Youth Group

Brittany Lincicome

Brittany Lincicome: The young women are taking charge

July 2, 2007
Veteran Cristie Kerr, at 29, won the U.S. Women's Open, but it was youth being served on the leaderboard at Pine Needles

SOUTHERN PINES, N.C. - Perhaps the oddest thing about Cristie Kerr's victory Sunday at the U.S. Women's Open was that at the age of 29 she was the second oldest player to finish in the top-15 at the Pine Needles Lodge & Golf Club. And she earned that honor only by a year over 30-year-old Mi Hyun Kim. Clearly, women's college golf is becoming like men's college basketball. All the best school-age players are in the pros.

There were 11 college-age players (22 or younger) among the top 21 on the final leader board, including 18-year-old Angela Park, who tied with Lorena Ochoa for second place, two strokes behind Kerr.

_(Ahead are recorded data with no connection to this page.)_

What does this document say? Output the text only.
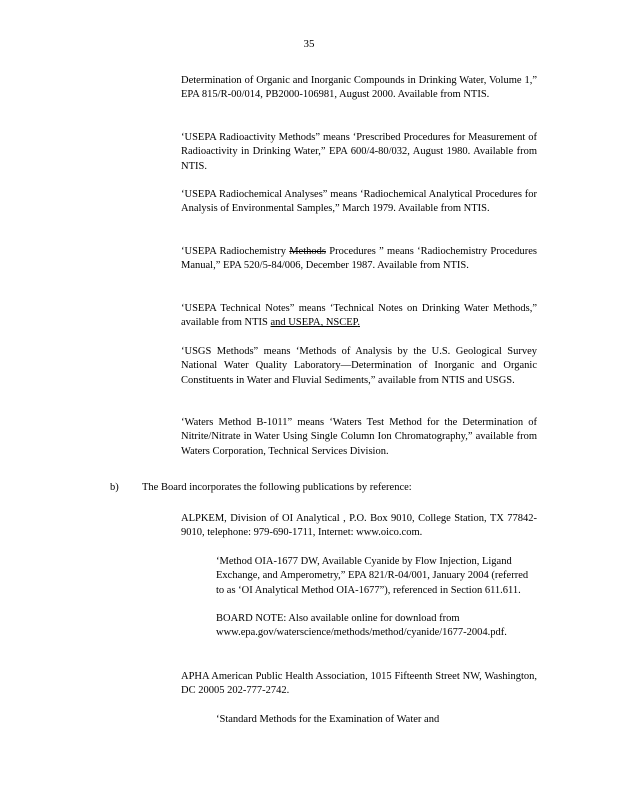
35
Determination of Organic and Inorganic Compounds in Drinking Water, Volume 1,” EPA 815/R-00/014, PB2000-106981, August 2000. Available from NTIS.
‘USEPA Radioactivity Methods” means ‘Prescribed Procedures for Measurement of Radioactivity in Drinking Water,” EPA 600/4-80/032, August 1980. Available from NTIS.
‘USEPA Radiochemical Analyses” means ‘Radiochemical Analytical Procedures for Analysis of Environmental Samples,” March 1979. Available from NTIS.
‘USEPA Radiochemistry Methods Procedures ” means ‘Radiochemistry Procedures Manual,” EPA 520/5-84/006, December 1987. Available from NTIS.
‘USEPA Technical Notes” means ‘Technical Notes on Drinking Water Methods,” available from NTIS and USEPA, NSCEP.
‘USGS Methods” means ‘Methods of Analysis by the U.S. Geological Survey National Water Quality Laboratory—Determination of Inorganic and Organic Constituents in Water and Fluvial Sediments,” available from NTIS and USGS.
‘Waters Method B-1011” means ‘Waters Test Method for the Determination of Nitrite/Nitrate in Water Using Single Column Ion Chromatography,” available from Waters Corporation, Technical Services Division.
b) The Board incorporates the following publications by reference:
ALPKEM, Division of OI Analytical , P.O. Box 9010, College Station, TX 77842-9010, telephone: 979-690-1711, Internet: www.oico.com.
‘Method OIA-1677 DW, Available Cyanide by Flow Injection, Ligand Exchange, and Amperometry,” EPA 821/R-04/001, January 2004 (referred to as ‘OI Analytical Method OIA-1677”), referenced in Section 611.611.
BOARD NOTE: Also available online for download from www.epa.gov/waterscience/methods/method/cyanide/1677-2004.pdf.
APHA American Public Health Association, 1015 Fifteenth Street NW, Washington, DC 20005 202-777-2742.
‘Standard Methods for the Examination of Water and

In fact, half of the top six - Angela Park, In-Bee Park and Jiyai Shin - are 18, the age at which most incoming freshmen find themself. But they are all three professionals and won a combined $505,152 at Pine Needles. Not a bad allowance.

And these were not flash-in-the-pan performances. Three of the top 12 on the Rolex Rankings - No. 6 Morgan Pressel (19), No. 7 Paula Creamer (20) and No. 12 Brittany Lincicome (21) all could be in college if they were not good enough to play professional golf right now. Shin, 18, currently leads the Korean LPGA money list. The youth wave in women's golf is clearly an international phenomenon.

Why are there suddenly so many good, young female players? The simplest answer is that better athletes are getting better instruction at an earlier age. There is also the fact that females mature physically at an earlier age than males and thus can hold their own competitively against adults sooner. And there is the fact that the talent pool in women's golf is not as deep as in the men's game - but that is changing, and very rapidly.

Proof of the phenomenal explosion of talent in women's golf was all over the leader board at the U.S. Open. Teens like Angela Park, In-Bee Park and Shin held their own against Kerr (a 10-time winner on tour), Ochoa (No. 1 in the Rolex Rankings) and Se Ri Pak (a Hall of Famer who has won five majors, including last year's McDonald's LPGA Championship). "Intimidation" appears not to be a word they teach in high school.

Why are there better athletes playing women's golf now? Well, in the United States most of these girls can be considered title IX babies. They are the first generation of children whose mothers played sports in college in significant numbers. But globally, they are all Tiger Babies. Well before his wife Elin gave birth to Sam Alexis, Tiger Woods was spawning a generation of golfers.

Think about it: Those players who are 18, 19 and 20 years old were 7, 8 and 9 when Woods turned pro in 1996. When they were looking for athletic heroes they found one of the most recognizable athletes in the world to be a golfer. Not only was he a golfer but he was young, hip, handsome, a minority in a white sport, and he looked like an athlete. He was fit.

Tiger did two things to make kids want to be golfers. He made the game cool, and he made it possible to get rich playing the game. Even if not everyone can get the tens of millions in endorsement deals Woods gets, those with skill can have a shot at the prize money that has exploded significantly on all the tours of the world in the Tiger Woods Era.